On Sunday, Weedrags, a progressive bluegrass band from the Washington area will play two sets from 11 a.m. until 1 p.m. Weedrags has a loyal following that crosses the generational divide to enjoy their traditional music with its cutting edge influence of modern rock and even a touch of jazz.

Squonk Opera will have plenty of room to set up its flatbed truck performance stage in the field behind the train shed and kids activities, including face painting and a duck pond game will be there, too. In between Squonk performances, the museum is putting on a Civil War Ceremony in honor of its ongoing American Civil War in Greene County exhibit that ends with a closing reception Nov. 1.

“The main hall now has these huge displays of Civil War memorabilia and mannequins in uniforms,” museum board vice president Candace Tustin said. “The ceremony on Sunday honors not only Greene County Civil War soldiers but veterans in general,” she said.

“One of the artifacts that we brought in for the exhibit is the James Purman Medal of Honor.
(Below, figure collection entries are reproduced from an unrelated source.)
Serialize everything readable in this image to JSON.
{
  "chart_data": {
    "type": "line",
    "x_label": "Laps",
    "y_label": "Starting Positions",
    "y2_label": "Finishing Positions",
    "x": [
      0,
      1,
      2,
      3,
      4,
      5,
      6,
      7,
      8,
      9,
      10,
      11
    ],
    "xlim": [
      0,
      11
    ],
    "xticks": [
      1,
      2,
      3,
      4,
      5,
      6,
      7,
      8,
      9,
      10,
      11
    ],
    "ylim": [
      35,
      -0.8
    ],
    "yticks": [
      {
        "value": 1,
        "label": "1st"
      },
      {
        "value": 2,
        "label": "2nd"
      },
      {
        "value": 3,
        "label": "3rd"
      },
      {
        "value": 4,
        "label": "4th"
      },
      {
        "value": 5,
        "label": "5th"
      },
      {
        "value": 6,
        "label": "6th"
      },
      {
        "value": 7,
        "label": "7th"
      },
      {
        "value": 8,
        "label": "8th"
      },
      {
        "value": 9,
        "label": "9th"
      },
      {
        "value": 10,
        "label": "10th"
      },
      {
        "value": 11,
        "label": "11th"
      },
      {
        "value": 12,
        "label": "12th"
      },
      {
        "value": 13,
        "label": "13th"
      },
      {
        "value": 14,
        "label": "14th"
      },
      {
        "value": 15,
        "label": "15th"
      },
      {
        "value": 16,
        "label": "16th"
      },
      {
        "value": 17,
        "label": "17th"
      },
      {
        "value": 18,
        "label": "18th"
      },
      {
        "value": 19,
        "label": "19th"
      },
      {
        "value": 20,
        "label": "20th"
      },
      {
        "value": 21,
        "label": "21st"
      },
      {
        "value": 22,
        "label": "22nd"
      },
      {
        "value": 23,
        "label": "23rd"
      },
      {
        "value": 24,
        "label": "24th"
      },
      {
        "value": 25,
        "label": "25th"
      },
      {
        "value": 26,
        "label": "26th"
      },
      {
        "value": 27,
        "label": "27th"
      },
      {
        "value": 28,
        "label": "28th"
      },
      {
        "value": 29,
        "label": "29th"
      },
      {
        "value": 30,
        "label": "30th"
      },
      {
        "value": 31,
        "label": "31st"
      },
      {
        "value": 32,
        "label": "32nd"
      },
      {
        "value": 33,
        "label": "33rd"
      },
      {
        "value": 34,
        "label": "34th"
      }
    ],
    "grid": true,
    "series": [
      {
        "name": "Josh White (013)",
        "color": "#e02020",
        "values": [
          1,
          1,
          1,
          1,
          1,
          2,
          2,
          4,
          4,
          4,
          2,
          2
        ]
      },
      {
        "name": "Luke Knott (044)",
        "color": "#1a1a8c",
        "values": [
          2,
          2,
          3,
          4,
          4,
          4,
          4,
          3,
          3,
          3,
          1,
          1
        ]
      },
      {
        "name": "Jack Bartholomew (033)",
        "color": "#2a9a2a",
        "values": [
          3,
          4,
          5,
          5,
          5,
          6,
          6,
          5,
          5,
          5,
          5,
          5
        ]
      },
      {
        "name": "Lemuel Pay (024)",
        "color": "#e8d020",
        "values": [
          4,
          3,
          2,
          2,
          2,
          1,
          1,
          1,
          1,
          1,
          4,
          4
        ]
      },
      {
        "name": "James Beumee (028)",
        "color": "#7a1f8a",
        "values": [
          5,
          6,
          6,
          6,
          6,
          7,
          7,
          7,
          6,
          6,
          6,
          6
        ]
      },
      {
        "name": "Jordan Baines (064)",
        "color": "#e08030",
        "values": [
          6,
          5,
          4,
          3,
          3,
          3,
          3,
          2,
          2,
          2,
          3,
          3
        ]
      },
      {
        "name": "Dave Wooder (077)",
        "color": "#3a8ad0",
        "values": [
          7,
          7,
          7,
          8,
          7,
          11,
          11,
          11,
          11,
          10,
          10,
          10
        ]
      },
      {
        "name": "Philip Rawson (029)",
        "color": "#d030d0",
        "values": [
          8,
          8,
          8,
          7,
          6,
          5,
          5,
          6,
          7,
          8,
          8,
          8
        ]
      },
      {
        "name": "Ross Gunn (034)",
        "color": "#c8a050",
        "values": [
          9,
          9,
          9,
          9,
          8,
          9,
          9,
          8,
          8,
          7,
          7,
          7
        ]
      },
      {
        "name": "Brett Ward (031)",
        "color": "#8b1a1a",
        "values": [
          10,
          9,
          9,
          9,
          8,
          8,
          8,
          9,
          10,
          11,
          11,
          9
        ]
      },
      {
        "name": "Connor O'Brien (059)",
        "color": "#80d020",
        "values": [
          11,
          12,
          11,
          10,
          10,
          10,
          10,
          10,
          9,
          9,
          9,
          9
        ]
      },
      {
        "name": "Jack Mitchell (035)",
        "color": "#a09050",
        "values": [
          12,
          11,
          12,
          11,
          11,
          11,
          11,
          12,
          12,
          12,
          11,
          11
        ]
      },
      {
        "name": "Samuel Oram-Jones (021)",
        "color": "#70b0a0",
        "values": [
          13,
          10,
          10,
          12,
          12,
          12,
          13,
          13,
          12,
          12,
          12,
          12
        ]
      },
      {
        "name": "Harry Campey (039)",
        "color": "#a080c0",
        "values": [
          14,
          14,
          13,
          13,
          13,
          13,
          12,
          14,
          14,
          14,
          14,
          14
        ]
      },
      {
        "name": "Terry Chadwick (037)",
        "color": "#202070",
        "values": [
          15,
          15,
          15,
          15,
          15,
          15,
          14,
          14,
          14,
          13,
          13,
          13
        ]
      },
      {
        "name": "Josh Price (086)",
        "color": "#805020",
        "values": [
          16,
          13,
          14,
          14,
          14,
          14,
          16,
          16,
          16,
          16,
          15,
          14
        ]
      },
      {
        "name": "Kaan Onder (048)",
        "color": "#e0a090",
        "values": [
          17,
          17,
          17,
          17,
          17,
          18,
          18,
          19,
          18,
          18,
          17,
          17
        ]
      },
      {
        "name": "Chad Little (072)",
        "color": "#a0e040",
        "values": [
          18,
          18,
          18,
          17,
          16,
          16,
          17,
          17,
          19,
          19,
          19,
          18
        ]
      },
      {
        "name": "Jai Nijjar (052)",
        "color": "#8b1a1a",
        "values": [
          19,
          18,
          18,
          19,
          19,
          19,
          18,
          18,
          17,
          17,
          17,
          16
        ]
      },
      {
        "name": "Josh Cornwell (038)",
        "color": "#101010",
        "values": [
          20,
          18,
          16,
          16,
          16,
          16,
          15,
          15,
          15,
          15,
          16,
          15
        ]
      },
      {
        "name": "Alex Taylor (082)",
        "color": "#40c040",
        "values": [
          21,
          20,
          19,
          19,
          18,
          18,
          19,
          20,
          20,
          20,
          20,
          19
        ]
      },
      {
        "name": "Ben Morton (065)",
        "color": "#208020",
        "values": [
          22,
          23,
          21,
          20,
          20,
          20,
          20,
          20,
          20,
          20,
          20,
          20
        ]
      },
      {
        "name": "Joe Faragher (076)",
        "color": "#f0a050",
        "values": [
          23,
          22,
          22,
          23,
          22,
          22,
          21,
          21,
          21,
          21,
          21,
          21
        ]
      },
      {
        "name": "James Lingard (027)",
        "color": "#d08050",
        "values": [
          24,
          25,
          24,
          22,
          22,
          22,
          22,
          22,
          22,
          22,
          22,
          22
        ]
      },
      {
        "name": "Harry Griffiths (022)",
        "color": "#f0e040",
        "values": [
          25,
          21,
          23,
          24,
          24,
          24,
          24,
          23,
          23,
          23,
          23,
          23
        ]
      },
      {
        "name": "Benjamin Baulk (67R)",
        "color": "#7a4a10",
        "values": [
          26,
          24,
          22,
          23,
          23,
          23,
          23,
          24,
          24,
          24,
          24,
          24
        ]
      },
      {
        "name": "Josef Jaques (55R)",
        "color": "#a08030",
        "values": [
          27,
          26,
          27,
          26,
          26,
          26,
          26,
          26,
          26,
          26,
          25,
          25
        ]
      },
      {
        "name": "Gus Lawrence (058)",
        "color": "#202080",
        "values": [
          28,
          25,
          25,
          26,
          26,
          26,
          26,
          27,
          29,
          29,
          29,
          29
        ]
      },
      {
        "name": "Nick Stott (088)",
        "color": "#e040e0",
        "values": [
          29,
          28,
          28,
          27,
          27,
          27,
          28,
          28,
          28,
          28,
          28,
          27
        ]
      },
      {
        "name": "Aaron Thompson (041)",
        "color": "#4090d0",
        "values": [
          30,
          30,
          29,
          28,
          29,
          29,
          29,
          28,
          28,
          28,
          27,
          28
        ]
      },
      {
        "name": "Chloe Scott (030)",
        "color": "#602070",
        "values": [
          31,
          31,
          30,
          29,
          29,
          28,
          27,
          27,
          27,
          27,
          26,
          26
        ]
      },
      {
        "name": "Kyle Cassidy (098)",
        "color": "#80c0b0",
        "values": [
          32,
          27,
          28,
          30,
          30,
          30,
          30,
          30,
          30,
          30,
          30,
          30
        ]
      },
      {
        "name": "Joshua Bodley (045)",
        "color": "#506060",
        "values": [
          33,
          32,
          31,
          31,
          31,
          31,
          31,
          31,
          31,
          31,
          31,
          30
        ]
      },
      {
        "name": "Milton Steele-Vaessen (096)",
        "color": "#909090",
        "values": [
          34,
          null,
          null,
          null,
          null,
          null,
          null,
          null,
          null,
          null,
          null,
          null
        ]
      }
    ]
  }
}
And this year we have a town crier. Aidan, the son of board member Pat Fitch, has a sandwich board and will walk around calling out the schedule of events. There’s more demonstrations this year because we’re trying to bring the festival back to its roots of keeping the past alive. This year we have our food in the basement set up more like an old-fashioned soup kitchen with many kinds of soups, breads and apple dumplings. Plus, we’ll be making bread in the old brick wall oven upstairs.”

Demonstrators include the Winegars, who will set up a potters wheel and show the public how cups, bowls and vessels have been made for centuries.

“We’re closing Artbeat on Saturday and putting a sign on the door telling customers to meet us at the Harvest Festival,” Linda Winegar said.